“What is it? What do you see?” Following my stare, a light bulb clicked on in her head. “Is it thegate?”
How had she learned to read my cues so easily? Of all the people who’d passed through my life, no one had picked up on the anxiety that manifested in my hands and feet, and my facial tics. They’d been quick to put a label on me: hyperactive. But it wasn’t that. It was stress and fear, misdiagnosed and then left unmanaged. Yet Grace had figured me out the first night we met. All those experts missing the signs made me wonder if they’d even been looking.
“I don’t like being locked in,” I said.
Had I already told her that trigger? I’d rattled off a few the day we got back together, but there were more where those came from. So many more. I’d omitted them to keep from overwhelming and freaking her out, but the list was long. I didn’t like walls. I didn’t like excessive touch. I didn’t like mirrors or gates or cameras. God, I was so damn weak.
“There’s a door on the right side of the gate,” she said. “You don’t need a code to get out. You’re not trapped, Rory. You can leave anytime you want.”
I acknowledged her explanation despite my senses still being on high alert. Righting myself in the seat, we drove the short distance to the house. Once she parked, Grace placed a hand over mine, squeezing the jitters out. No words, just a soothing assist.
“Sorry,” I said, willing my agitations away. “Just give me a sec.”
“Of course.” Her hand continued to hold mine tightly. “I got you, babe.”

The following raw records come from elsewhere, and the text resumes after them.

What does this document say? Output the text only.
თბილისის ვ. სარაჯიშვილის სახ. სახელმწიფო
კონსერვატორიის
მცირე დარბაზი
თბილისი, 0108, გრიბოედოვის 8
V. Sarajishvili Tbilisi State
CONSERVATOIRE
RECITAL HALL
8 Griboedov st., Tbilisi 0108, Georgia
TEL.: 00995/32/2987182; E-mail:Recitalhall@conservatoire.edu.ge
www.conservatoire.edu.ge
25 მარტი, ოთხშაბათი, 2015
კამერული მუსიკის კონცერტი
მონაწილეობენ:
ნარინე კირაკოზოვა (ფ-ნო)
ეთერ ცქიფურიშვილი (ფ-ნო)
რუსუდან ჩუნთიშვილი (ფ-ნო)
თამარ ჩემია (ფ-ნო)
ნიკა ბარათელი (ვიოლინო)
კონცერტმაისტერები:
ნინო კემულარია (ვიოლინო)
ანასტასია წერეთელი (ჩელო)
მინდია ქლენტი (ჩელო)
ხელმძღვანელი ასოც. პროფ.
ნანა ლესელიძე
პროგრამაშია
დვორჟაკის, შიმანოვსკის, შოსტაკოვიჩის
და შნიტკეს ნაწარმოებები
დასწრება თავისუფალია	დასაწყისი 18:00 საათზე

Something in Grace’s easy vibe relaxed me. She never probed for details or made a big deal out of my quirks. Grace acknowledged the issue and moved on, proving that not everything needed an evaluation or scheduled meeting. I understood I wasn’t normal. I didn’t need a team of professionals pointing it out and slapping a label on my forehead to carry with me like a weighted backpack for the rest of my life.
I looked out the windshield, noticing for the first time a guy sitting on the porch, and did a double take.
“Is that…?”
“No,” Grace said. “Not Jake. I know he looks a lot like him. That’s Quinn, the one I told you about.”
“The overprotective one?”
“Yes. He’ll try to intimidate you, but he’s really just a big talker. You could easily take him, if it came to that.”
Whoa, hold on. She never told me to come prepared for a brawl.
“Will it come to that?” I asked.
“Um…” She hesitated. “No.”
“That doesn’t sound encouraging.”
“He enjoys scaring the guys away. It’s kind of his thing. On the plus side, it’s probably why I was still a virgin for you.”
“Okay, well, I never asked for you to be one.”
“I know, I’m just saying. Anyway, back to militant Quinn. When we were kids, he assigned himself my protector, and now that I’ve grown up, he’s having a little trouble moving on. Just don’t take his bait and you’ll be fine. Once we get by him, the rest of the brothers will be a breeze.”
As if I wasn’t nervous enough, now I had to deal with the overprotective gatekeeper who’d want to smash my face in. But Quinn gave me no choice. He stood as we walked up, blocking the path with a wide, hostile stance. I might not have been a match for Hartman, a trained heavy, but the hell if my street urchin ass couldn’t take the win against a kid who’d grown up in a castle sipping Perrier by the pool.
Remaining neutral in posture, I waited for Quinn to conduct his thorough head-to-toe scan. In the process, he frowned and squinted and cocked his head, all while formulating an opinion. Finally, he looked me in the eyes and offered a quick up-nod. “Cool. You wanna join my band?”
I rocked back in surprise, the confident smirk on his face in direct contrast to the prickly, overprotective brother Grace had spoken of. The same guy who’d threatened the lives of all those who came before me had just as easily tossed his baby sister’s welfare aside for his own selfish gain.
Now that was a front man.
“Hell yeah, I wanna join.”
* * *
“Everyone, listen up,”Quinn called out as we walked into the kitchen. A small gathering of people looked up from their conversations. “This is my new drummer, Rory. Can we all give him a warm welcome?”
There was a smattering of applause.
“He’s also the first boyfriend I’ve ever had in my whole life, all because Quinn is such a misogynist asshole,” Grace said, to no applause at all. “No? Okay. Apparently finding a quality drummer is more important to this family than finding lasting love.”